Op grond van welke bevoegdheid is er geen loon en/of inkomstenbelasting in rekening gebracht over de terugbetaalde inkomensafhankelijke bijdrage zorgverzekeringswet?

5.
Bent u van mening dat het gelijkheidsbeginsel geschonden is voor de groep die op tijd terugbetaald heeft in vergelijking met de groep die later onder andere voorwaarden heeft terugbetaald?

Antwoord op vraag 4 en 5
Er is gebruik gemaakt van de algemene aanwijzingsbevoegdheid van de staatssecretaris van Financiën ten opzichte van de Belastingdienst. In de kern is namelijk geregeld dat de Belastingdienst erin zal berusten als een inhoudingsplichtige er voor kiest gebruik te maken van de in de brief van 18 januari jl. beschreven handelwijze. Afgeleid daarvan ontstaat daarmee voor de desbetreffende inhoudingsplichtige de zekerheid dat hij die handelwijze zonder nadelige consequenties kan volgen. Overigens kan op het niveau van de werknemer worden gesteld dat het negatieve loon waarop hij normaal gesproken aanspraak had kunnen maken, in de praktijk wegvalt tegen het bedrag dat hij als positief loon van zijn inhoudingsplichtige doorbetaald heeft gekregen.
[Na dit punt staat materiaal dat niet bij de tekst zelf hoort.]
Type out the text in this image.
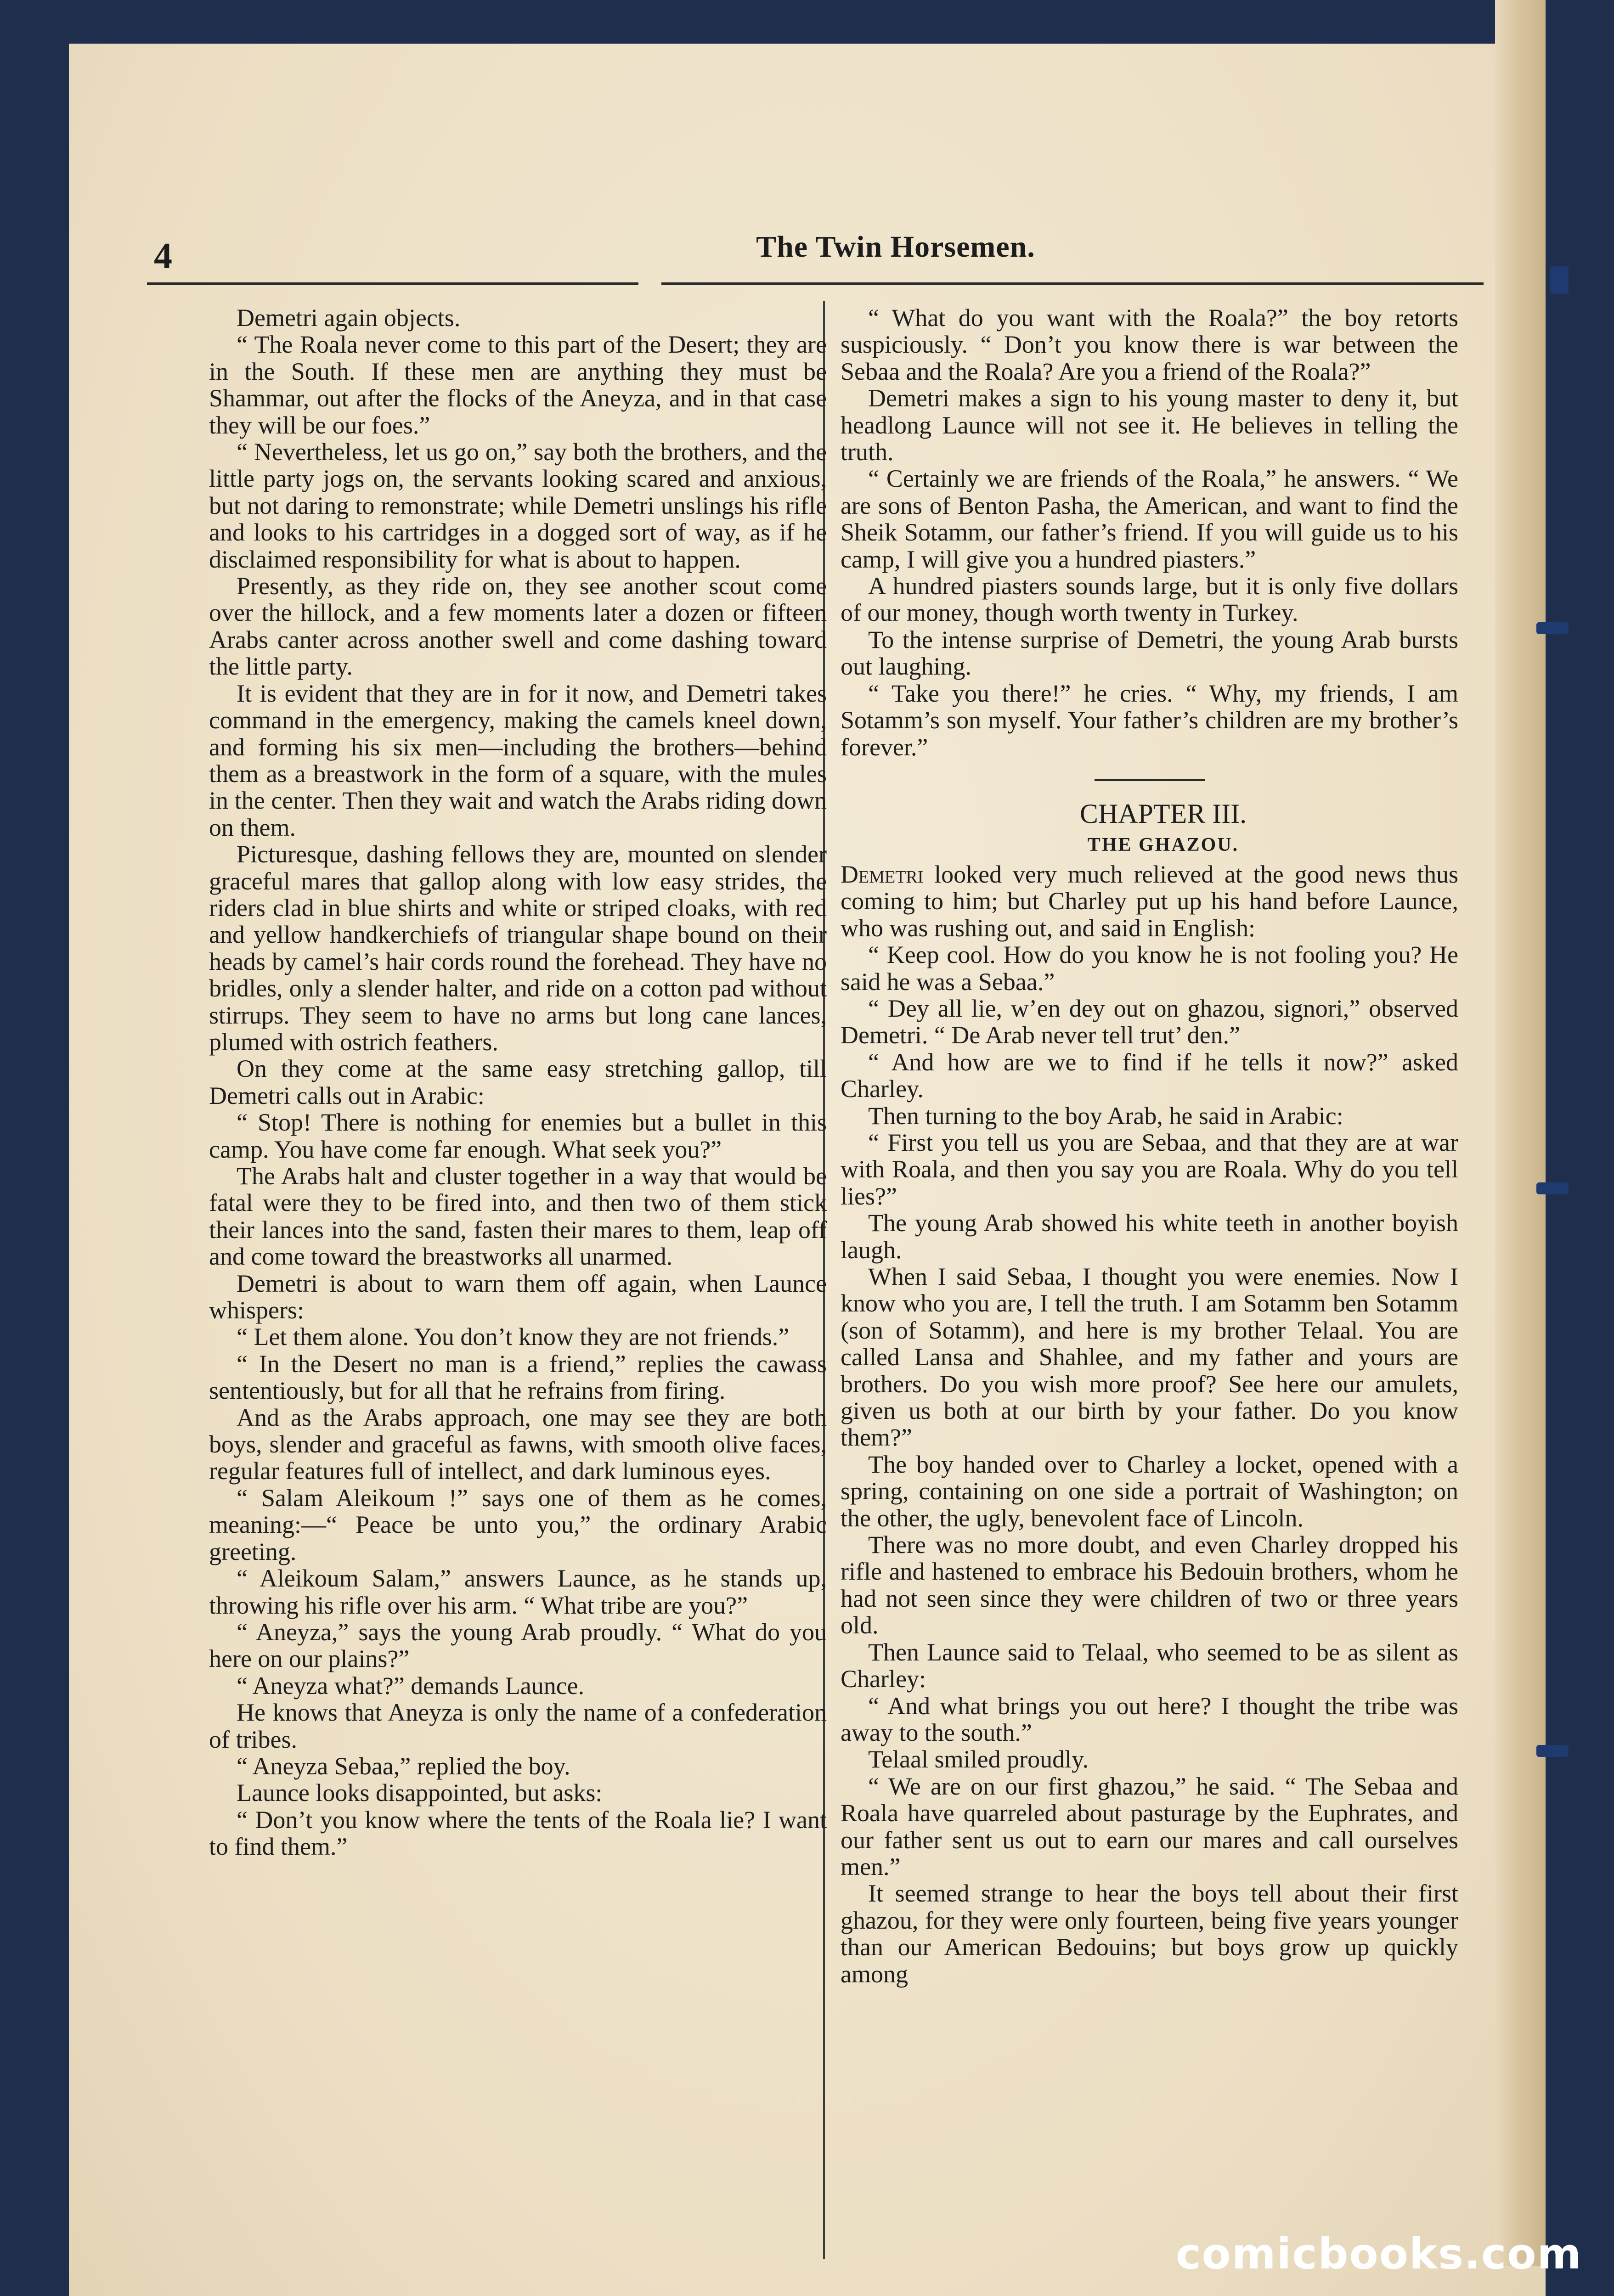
4	The Twin Horsemen.

Demetri again objects.

“ The Roala never come to this part of the Desert; they are in the South. If these men are anything they must be Shammar, out after the flocks of the Aneyza, and in that case they will be our foes.”

“ Nevertheless, let us go on,” say both the brothers, and the little party jogs on, the servants looking scared and anxious, but not daring to remonstrate; while Demetri unslings his rifle and looks to his cartridges in a dogged sort of way, as if he disclaimed responsibility for what is about to happen.

Presently, as they ride on, they see another scout come over the hillock, and a few moments later a dozen or fifteen Arabs canter across another swell and come dashing toward the little party.

It is evident that they are in for it now, and Demetri takes command in the emergency, making the camels kneel down, and forming his six men—including the brothers—behind them as a breastwork in the form of a square, with the mules in the center. Then they wait and watch the Arabs riding down on them.

Picturesque, dashing fellows they are, mounted on slender graceful mares that gallop along with low easy strides, the riders clad in blue shirts and white or striped cloaks, with red and yellow handkerchiefs of triangular shape bound on their heads by camel’s hair cords round the forehead. They have no bridles, only a slender halter, and ride on a cotton pad without stirrups. They seem to have no arms but long cane lances, plumed with ostrich feathers.

On they come at the same easy stretching gallop, till Demetri calls out in Arabic:

“ Stop! There is nothing for enemies but a bullet in this camp. You have come far enough. What seek you?”

The Arabs halt and cluster together in a way that would be fatal were they to be fired into, and then two of them stick their lances into the sand, fasten their mares to them, leap off and come toward the breastworks all unarmed.

Demetri is about to warn them off again, when Launce whispers:

“ Let them alone. You don’t know they are not friends.”

“ In the Desert no man is a friend,” replies the cawass sententiously, but for all that he refrains from firing.

And as the Arabs approach, one may see they are both boys, slender and graceful as fawns, with smooth olive faces, regular features full of intellect, and dark luminous eyes.

“ Salam Aleikoum !” says one of them as he comes, meaning:—“ Peace be unto you,” the ordinary Arabic greeting.

“ Aleikoum Salam,” answers Launce, as he stands up, throwing his rifle over his arm. “ What tribe are you?”

“ Aneyza,” says the young Arab proudly. “ What do you here on our plains?”

“ Aneyza what?” demands Launce.

He knows that Aneyza is only the name of a confederation of tribes.

“ Aneyza Sebaa,” replied the boy.

Launce looks disappointed, but asks:

“ Don’t you know where the tents of the Roala lie? I want to find them.”

“ What do you want with the Roala?” the boy retorts suspiciously. “ Don’t you know there is war between the Sebaa and the Roala? Are you a friend of the Roala?”

Demetri makes a sign to his young master to deny it, but headlong Launce will not see it. He believes in telling the truth.

“ Certainly we are friends of the Roala,” he answers. “ We are sons of Benton Pasha, the American, and want to find the Sheik Sotamm, our father’s friend. If you will guide us to his camp, I will give you a hundred piasters.”

A hundred piasters sounds large, but it is only five dollars of our money, though worth twenty in Turkey.

To the intense surprise of Demetri, the young Arab bursts out laughing.

“ Take you there!” he cries. “ Why, my friends, I am Sotamm’s son myself. Your father’s children are my brother’s forever.”

CHAPTER III.

THE GHAZOU.

Demetri looked very much relieved at the good news thus coming to him; but Charley put up his hand before Launce, who was rushing out, and said in English:

“ Keep cool. How do you know he is not fooling you? He said he was a Sebaa.”

“ Dey all lie, w’en dey out on ghazou, signori,” observed Demetri. “ De Arab never tell trut’ den.”

“ And how are we to find if he tells it now?” asked Charley.

Then turning to the boy Arab, he said in Arabic:

“ First you tell us you are Sebaa, and that they are at war with Roala, and then you say you are Roala. Why do you tell lies?”

The young Arab showed his white teeth in another boyish laugh.

When I said Sebaa, I thought you were enemies. Now I know who you are, I tell the truth. I am Sotamm ben Sotamm (son of Sotamm), and here is my brother Telaal. You are called Lansa and Shahlee, and my father and yours are brothers. Do you wish more proof? See here our amulets, given us both at our birth by your father. Do you know them?”

The boy handed over to Charley a locket, opened with a spring, containing on one side a portrait of Washington; on the other, the ugly, benevolent face of Lincoln.

There was no more doubt, and even Charley dropped his rifle and hastened to embrace his Bedouin brothers, whom he had not seen since they were children of two or three years old.

Then Launce said to Telaal, who seemed to be as silent as Charley:

“ And what brings you out here? I thought the tribe was away to the south.”

Telaal smiled proudly.

“ We are on our first ghazou,” he said. “ The Sebaa and Roala have quarreled about pasturage by the Euphrates, and our father sent us out to earn our mares and call ourselves men.”

It seemed strange to hear the boys tell about their first ghazou, for they were only fourteen, being five years younger than our American Bedouins; but boys grow up quickly among

comicbooks.com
Het gelijkheidsbeginsel is niet geschonden. Inhoudingsplichtigen die besluiten gebruik te maken van de handelwijze zoals die in de brief van 18 januari jl. is beschreven, kunnen geen negatiefloonboeking in hun loonadministratie doorvoeren. Zij zijn reeds om die reden niet vergelijkbaar met inhoudingsplichtigen die wel negatiefloonboekingen kunnen verwerken. Bovendien wordt de handelwijze uit de brief van 18 januari jl. niet dwingend voorgeschreven. Inhoudingsplichtigen kunnen daarvoor op grond van een individuele afweging kiezen. In die afweging kunnen zij de administratieve lasten van het conform de wettelijke regeling verwerken van de teruggaven als n egatief loon afzetten tegen het financiële nadeel dat ze leiden als gevolg van de volledige doorstorting van het terugontvangen bedragen. Per saldo kunnen ze dan ook geacht worden niet voordeliger of nadeliger uit te zijn dan inhoudingsplichtigen die wel de wettelijk voorgeschreven handelwijze volgen. Uit cijfervoorbeeld 2 blijkt dat de handelwijze uit de brief van 18 januari jl. leidt tot een hogere belastingopbrengst. In die zin is er dan ook geen sprake van begunstigend beleid.

6.
Kunt u deze vragen, in verband met de aangekondigde extra uitvraag van gegevens over 2007, binnen een week beantwoorden.

Antwoord op vraag 6
Gelet op het in de vraag genoemde belang zijn de vragen met spoed afgehandeld.

1: Kamerstukken II 2007-2008, 31 066, nr. 25.
2: Daar waar het loon van de werknemer hoger is dan het maximumpremieloon, zou betaling van premies werknemersverzekeringen er overigens vervolgens weer toe geleid hebben dat tot een hoger bedrag teveel premie werknemersverzekeringen zou zijn betaald, waarna in een volgend jaar vervolgens weer teruggaaf voor het teveel betaalde had moeten plaatsvinden.